The kinds of attacks we need to prepare for are not limited to sophisticated computer hacks. The authors suggest there are three primary security domains: digital security, which largely concerns cyberattacks; physical security, which refers to carrying out attacks with drones and other physical systems; and political security, which includes examples such as surveillance, persuasion via targeted propaganda, and deception via manipulated videos. These domains have significant overlap, but the framework can be useful for identifying different types of attacks, the rationale behind them, and the range of options available to protect ourselves.

What can be done to prepare for malicious uses of AI across these domains? The authors provide many good examples. The scenarios described in the report can be a good way for researchers and policymakers to explore possible futures and brainstorm ways to manage the most critical threats. For example, imagining a commercial cleaning robot being repurposed as a non-traceable explosion device may scare us, but it also suggests why policies like robot registration requirements may be a useful option.

Each domain also has its own possible points of control and countermeasures.
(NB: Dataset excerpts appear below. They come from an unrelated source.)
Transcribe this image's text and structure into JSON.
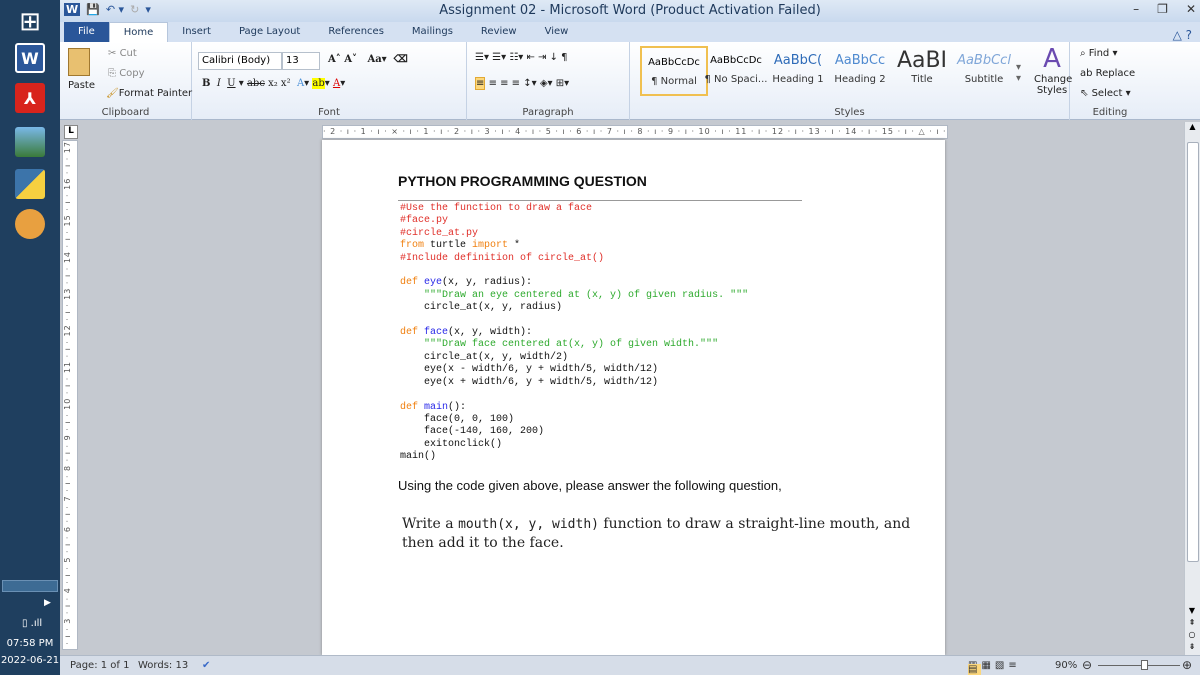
{
  "taskbar": {
    "apps": [
      "Word",
      "Acrobat",
      "Photos",
      "Python",
      "Paint"
    ],
    "time": "07:58 PM",
    "date": "2022-06-21"
  },
  "title": "Assignment 02  -  Microsoft Word (Product Activation Failed)",
  "tabs": [
    "File",
    "Home",
    "Insert",
    "Page Layout",
    "References",
    "Mailings",
    "Review",
    "View"
  ],
  "clipboard": {
    "paste": "Paste",
    "cut": "Cut",
    "copy": "Copy",
    "format_painter": "Format Painter",
    "label": "Clipboard"
  },
  "font": {
    "name": "Calibri (Body)",
    "size": "13",
    "label": "Font"
  },
  "paragraph": {
    "label": "Paragraph"
  },
  "styles": {
    "label": "Styles",
    "items": [
      {
        "preview": "AaBbCcDc",
        "name": "¶ Normal",
        "color": "#000"
      },
      {
        "preview": "AaBbCcDc",
        "name": "¶ No Spaci...",
        "color": "#000"
      },
      {
        "preview": "AaBbC(",
        "name": "Heading 1",
        "color": "#2e6bb8"
      },
      {
        "preview": "AaBbCc",
        "name": "Heading 2",
        "color": "#4f8ad0"
      },
      {
        "preview": "AaBI",
        "name": "Title",
        "color": "#333"
      },
      {
        "preview": "AaBbCcl",
        "name": "Subtitle",
        "color": "#7fa6d8"
      }
    ],
    "change": "Change Styles"
  },
  "editing": {
    "find": "Find",
    "replace": "Replace",
    "select": "Select",
    "label": "Editing"
  },
  "ruler": "· 2 · ı · 1 · ı · ⨯ · ı · 1 · ı · 2 · ı · 3 · ı · 4 · ı · 5 · ı · 6 · ı · 7 · ı · 8 · ı · 9 · ı · 10 · ı · 11 · ı · 12 · ı · 13 · ı · 14 · ı · 15 · ı · △ · ı · 17 · ı · 18 ·",
  "vruler": "· 1 · ı · 2 · ı · 3 · ı · 4 · ı · 5 · ı · 6 · ı · 7 · ı · 8 · ı · 9 · ı · 10 · ı · 11 · ı · 12 · ı · 13 · ı · 14 · ı · 15 · ı · 16 · ı · 17",
  "doc": {
    "heading": "PYTHON PROGRAMMING QUESTION",
    "code": [
      [
        [
          "#Use the function to draw a face",
          "c"
        ]
      ],
      [
        [
          "#face.py",
          "c"
        ]
      ],
      [
        [
          "#circle_at.py",
          "c"
        ]
      ],
      [
        [
          "from",
          "k"
        ],
        [
          " turtle ",
          ""
        ],
        [
          "import",
          "k"
        ],
        [
          " *",
          ""
        ]
      ],
      [
        [
          "#Include definition of circle_at()",
          "c"
        ]
      ],
      [
        [
          "",
          ""
        ]
      ],
      [
        [
          "def ",
          "k"
        ],
        [
          "eye",
          "f"
        ],
        [
          "(x, y, radius):",
          ""
        ]
      ],
      [
        [
          "    ",
          ""
        ],
        [
          "\"\"\"Draw an eye centered at (x, y) of given radius. \"\"\"",
          "s"
        ]
      ],
      [
        [
          "    circle_at(x, y, radius)",
          ""
        ]
      ],
      [
        [
          "",
          ""
        ]
      ],
      [
        [
          "def ",
          "k"
        ],
        [
          "face",
          "f"
        ],
        [
          "(x, y, width):",
          ""
        ]
      ],
      [
        [
          "    ",
          ""
        ],
        [
          "\"\"\"Draw face centered at(x, y) of given width.\"\"\"",
          "s"
        ]
      ],
      [
        [
          "    circle_at(x, y, width/2)",
          ""
        ]
      ],
      [
        [
          "    eye(x - width/6, y + width/5, width/12)",
          ""
        ]
      ],
      [
        [
          "    eye(x + width/6, y + width/5, width/12)",
          ""
        ]
      ],
      [
        [
          "",
          ""
        ]
      ],
      [
        [
          "def ",
          "k"
        ],
        [
          "main",
          "f"
        ],
        [
          "():",
          ""
        ]
      ],
      [
        [
          "    face(0, 0, 100)",
          ""
        ]
      ],
      [
        [
          "    face(-140, 160, 200)",
          ""
        ]
      ],
      [
        [
          "    exitonclick()",
          ""
        ]
      ],
      [
        [
          "main()",
          ""
        ]
      ]
    ],
    "question": "Using the code given above, please answer the following question,",
    "task_pre": "Write a ",
    "task_code": "mouth(x, y, width)",
    "task_post": " function to draw a straight-line mouth, and then add it to the face."
  },
  "status": {
    "page": "Page: 1 of 1",
    "words": "Words: 13",
    "zoom": "90%",
    "zoom_percent": 90
  }
}
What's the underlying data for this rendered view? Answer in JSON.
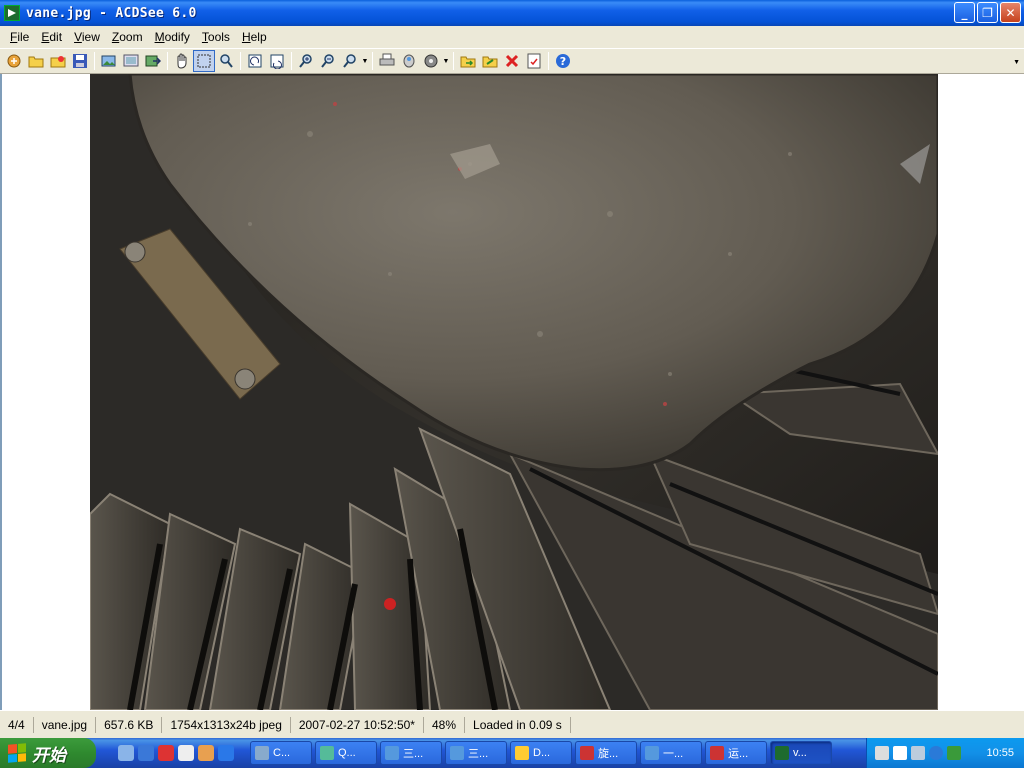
{
  "window": {
    "title": "vane.jpg - ACDSee 6.0",
    "buttons": {
      "minimize": "_",
      "maximize": "❐",
      "close": "✕"
    }
  },
  "menu": [
    {
      "label": "File",
      "key": "F",
      "rest": "ile"
    },
    {
      "label": "Edit",
      "key": "E",
      "rest": "dit"
    },
    {
      "label": "View",
      "key": "V",
      "rest": "iew"
    },
    {
      "label": "Zoom",
      "key": "Z",
      "rest": "oom"
    },
    {
      "label": "Modify",
      "key": "M",
      "rest": "odify"
    },
    {
      "label": "Tools",
      "key": "T",
      "rest": "ools"
    },
    {
      "label": "Help",
      "key": "H",
      "rest": "elp"
    }
  ],
  "toolbar": {
    "icons": [
      "browse-icon",
      "open-folder-icon",
      "open-file-icon",
      "save-icon",
      "acquire-icon",
      "slideshow-icon",
      "export-icon",
      "hand-tool-icon",
      "select-tool-icon",
      "magnifier-icon",
      "rotate-left-icon",
      "rotate-right-icon",
      "zoom-in-icon",
      "zoom-out-icon",
      "zoom-icon",
      "print-icon",
      "email-icon",
      "wallpaper-icon",
      "copy-to-icon",
      "move-to-icon",
      "delete-icon",
      "properties-icon",
      "help-icon"
    ]
  },
  "colors": {
    "accent": "#316ac5",
    "title_bar": "#0452d6",
    "start_green": "#2f8a2f"
  },
  "status": {
    "index": "4/4",
    "filename": "vane.jpg",
    "filesize": "657.6 KB",
    "dimensions": "1754x1313x24b jpeg",
    "datetime": "2007-02-27 10:52:50*",
    "zoom": "48%",
    "load": "Loaded in 0.09 s"
  },
  "taskbar": {
    "start_label": "开始",
    "tasks": [
      {
        "label": "C...",
        "color": "#8ac"
      },
      {
        "label": "Q...",
        "color": "#5b9"
      },
      {
        "label": "三...",
        "color": "#59d"
      },
      {
        "label": "三...",
        "color": "#59d"
      },
      {
        "label": "D...",
        "color": "#fc3"
      },
      {
        "label": "旋...",
        "color": "#c33"
      },
      {
        "label": "一...",
        "color": "#59d"
      },
      {
        "label": "运...",
        "color": "#c33"
      },
      {
        "label": "v...",
        "color": "#1e6b2e"
      }
    ],
    "clock": "10:55"
  }
}
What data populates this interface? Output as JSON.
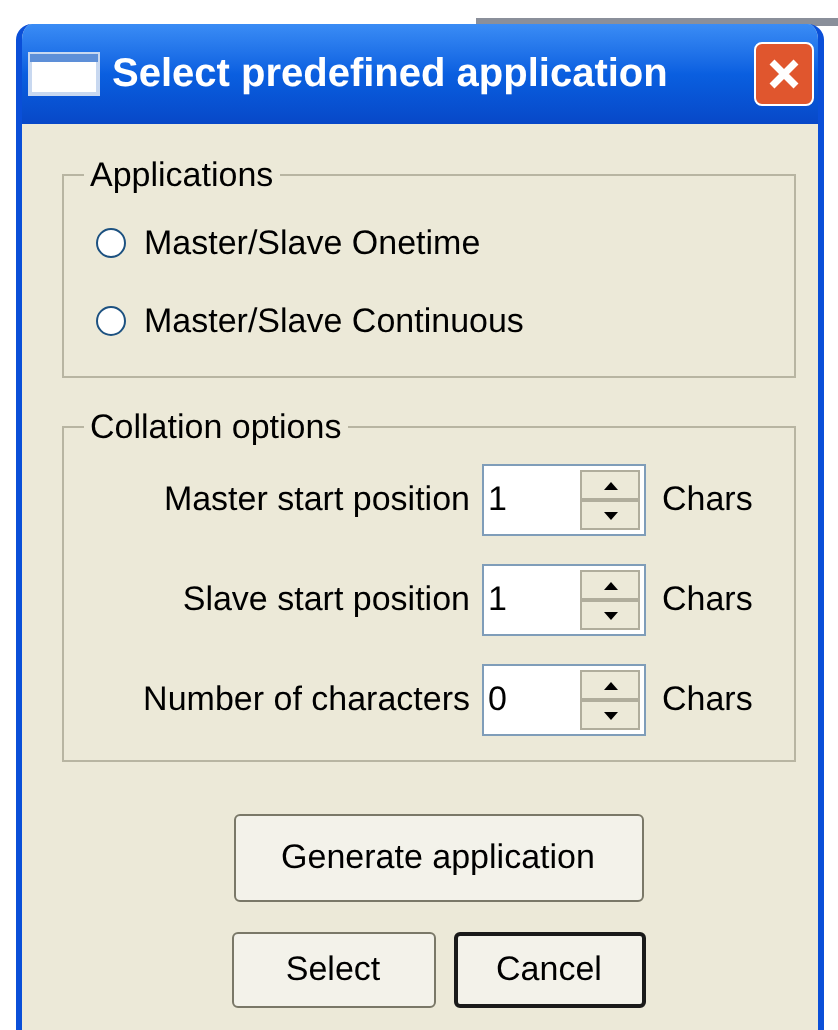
{
  "window": {
    "title": "Select predefined application"
  },
  "applications": {
    "label": "Applications",
    "options": [
      {
        "label": "Master/Slave Onetime",
        "selected": false
      },
      {
        "label": "Master/Slave Continuous",
        "selected": false
      }
    ]
  },
  "collation_options": {
    "label": "Collation options",
    "fields": [
      {
        "label": "Master start position",
        "value": "1",
        "unit": "Chars"
      },
      {
        "label": "Slave start position",
        "value": "1",
        "unit": "Chars"
      },
      {
        "label": "Number of characters",
        "value": "0",
        "unit": "Chars"
      }
    ]
  },
  "generate_button": {
    "label": "Generate application",
    "default": false
  },
  "buttons": [
    {
      "label": "Select",
      "default": false
    },
    {
      "label": "Cancel",
      "default": true
    }
  ]
}
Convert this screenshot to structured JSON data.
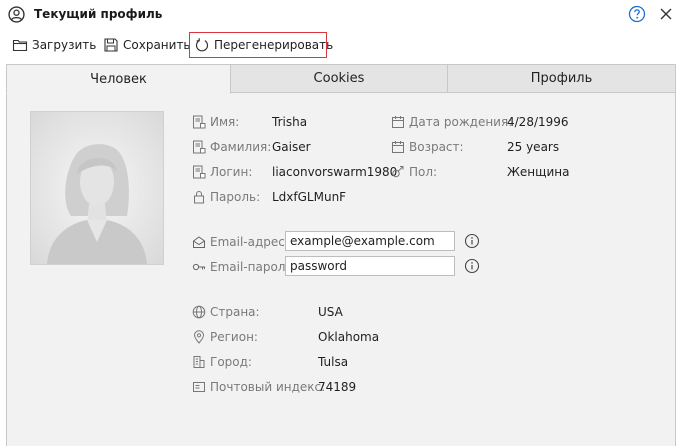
{
  "window": {
    "title": "Текущий профиль"
  },
  "toolbar": {
    "load_label": "Загрузить",
    "save_label": "Сохранить",
    "regenerate_label": "Перегенерировать"
  },
  "tabs": [
    {
      "label": "Человек",
      "active": true
    },
    {
      "label": "Cookies",
      "active": false
    },
    {
      "label": "Профиль",
      "active": false
    }
  ],
  "person": {
    "first_name": {
      "label": "Имя:",
      "value": "Trisha"
    },
    "last_name": {
      "label": "Фамилия:",
      "value": "Gaiser"
    },
    "login": {
      "label": "Логин:",
      "value": "liaconvorswarm1980"
    },
    "password": {
      "label": "Пароль:",
      "value": "LdxfGLMunF"
    },
    "birth_date": {
      "label": "Дата рождения:",
      "value": "4/28/1996"
    },
    "age": {
      "label": "Возраст:",
      "value": "25 years"
    },
    "gender": {
      "label": "Пол:",
      "value": "Женщина"
    },
    "email": {
      "label": "Email-адрес:",
      "value": "example@example.com"
    },
    "email_password": {
      "label": "Email-пароль:",
      "value": "password"
    },
    "country": {
      "label": "Страна:",
      "value": "USA"
    },
    "region": {
      "label": "Регион:",
      "value": "Oklahoma"
    },
    "city": {
      "label": "Город:",
      "value": "Tulsa"
    },
    "zip": {
      "label": "Почтовый индекс:",
      "value": "74189"
    }
  },
  "colors": {
    "regen_border": "#d9363e",
    "accent_blue": "#1e6fd0",
    "panel_bg": "#f2f2f2"
  }
}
For example, to improve digital security, companies can promote consumer awareness and incentivize white hat hackers to find vulnerabilities in code. We may also be able to learn from the cybersecurity community and employ measures such as red teaming for AI development, formal verification in AI systems, and responsible disclosure of AI vulnerabilities. To improve physical security, policymakers may want to regulate hardware development and prohibit sales of lethal autonomous weapons. Meanwhile, media platforms may be able to minimize threats to political security by offering image and video authenticity certification, fake news detection, and encryption.

The report additionally provides four high level recommendations, which are not intended to provide specific technical or policy proposals, but rather to draw attention to areas that deserve further investigation. The recommendations are the following:

Recommendation #1: Policymakers should collaborate closely with technical researchers to investigate, prevent, and mitigate potential malicious uses of AI.

Recommendation #2: Researchers and engineers in artificial intelligence should take the dual-use nature of their work seriously, allowing misuse-related considerations to influence research priorities and norms, and proactively reaching out to relevant actors when harmful applications are foreseeable.

Recommendation #3: Best practices should be identified in research areas with more mature methods for addressing dual- use concerns, such as computer security, and imported where applicable to the case of AI.

Recommendation #4: Actively seek to expand the range of stakeholders and domain experts involved in discussions of these challenges.

Finally, the report identifies several areas for further research. The first of these is to learn from and with the cybersecurity community because the impacts of cybersecurity incidents will grow as AI-based systems become more widespread and capable. Other areas of research include exploring different openness models, promoting a culture of responsibility among AI researchers, and developing technological and policy solutions.

As the authors state, “The malicious use of AI will impact how we construct and manage our digital infrastructure as well as how we design and distribute AI systems, and will likely require policy and other institutional responses.”

Although this is only the beginning of the understanding needed on how AI will impact global security, this report moves the discussion forward. It not only describes numerous emergent security concerns related to AI, but also suggests ways we can begin to prepare for those threats today.